You shouldn't need to know this, but to answer you:
in your main activity:
public boolean inBackground;
#Override
public void onPause()
{
inBackground=true;
super.onPause();
}
#Override
public void onResume()
{
inBackground=false;
super.onResume();
}
Aren't you after the OnPause()/OnResume() events?
http://developer.android.com/reference/android/app/Activity.html#onPause()
http://developer.android.com/reference/android/app/Activity.html#onResume()
See http://developer.android.com/guide/topics/fundamentals.html#lcycles for an overview.
You could use a global counter assuming it is kept in persistent storage. Always keep in mind the system is free to unload and reload activities from device RAM based on pressure from other apps so instance variables of activities are probably not a good choice to house that data.
I think the Android way of handling a scenario like yours would be to manage your connection state in a service and use persistent storage to monitor application state.
If you need this functionality maybe your architecture is not well designed. Each activity must be in some way "standalone" so when it's stopped release any data associate with it. If you need to store some persistant data between activities use sql or some other data storage and if you need some shared resources between activities put them in service. Try to isolate any coupling between activities.
I haven't tried this myself yet, but I think the following would work.
Create your own custom Activity class that extends Activity (as suggested in this SO question).
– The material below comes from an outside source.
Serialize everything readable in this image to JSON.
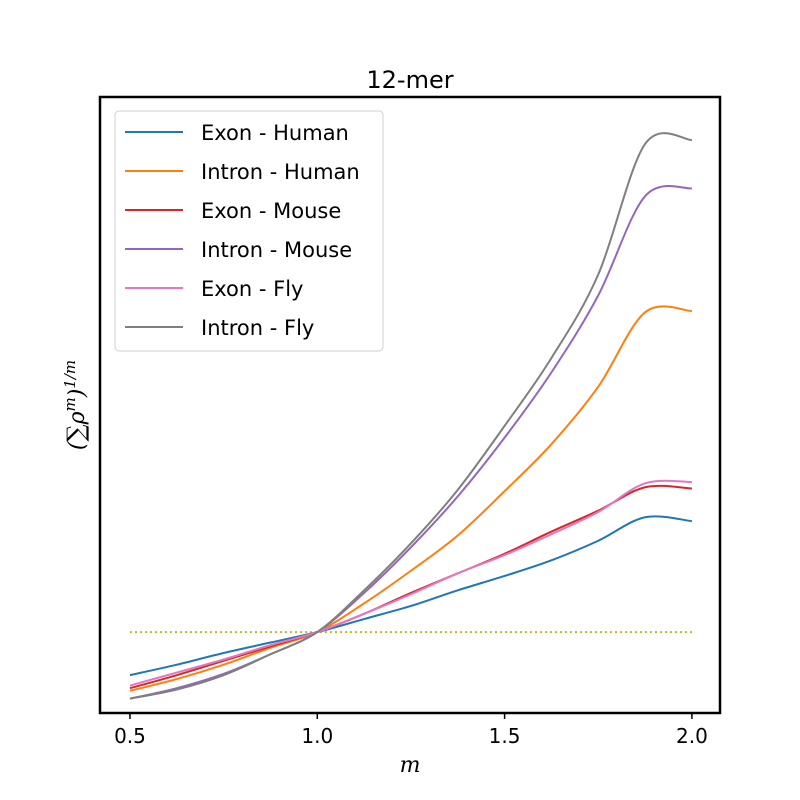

Ensure all your activites extend your custom Activity class.
#Override the onStop() method (as per the Activity life cycle docs).
Have onStop() call the utility method below (code based on Droid-Fu project) to figure out if your app is now in the background.
My worry is there could be some timing windows when your last activity closes before its new activity (also i your app) launches, but hopefully that is avoidable.
public static boolean isApplicationInBackground(Context context)
{
ActivityManager am =
(ActivityManager) context.getSystemService(Context.ACTIVITY_SERVICE);
List<RunningTaskInfo> tasks = am.getRunningTasks(1);
if (!tasks.isEmpty())
{
ComponentName topActivity = tasks.get(0).topActivity;
if (!topActivity.getPackageName().equals(context.getPackageName()))
{
return true;
}
}
return false;
}
Let us know how you get on as I might need to implement this feature too!
Update: I've done some quick testing of this code.
It seems to work fine when pressing the home key to exit the application, as the running task changes to ComponentInfo{com.motorola.blur.home/com.motorola.blur.home.HomeActivity} on my device. However, the code doesn't detect the app as in the background when using the back button to exit the application (it still thinks my app is running).
This scenario can be detected by overriding onDestroy() in your top level activities, and checking isFinished() to confirm that the app is getting destroyed (rather than the activity being recreated, e.g. for an orientation change).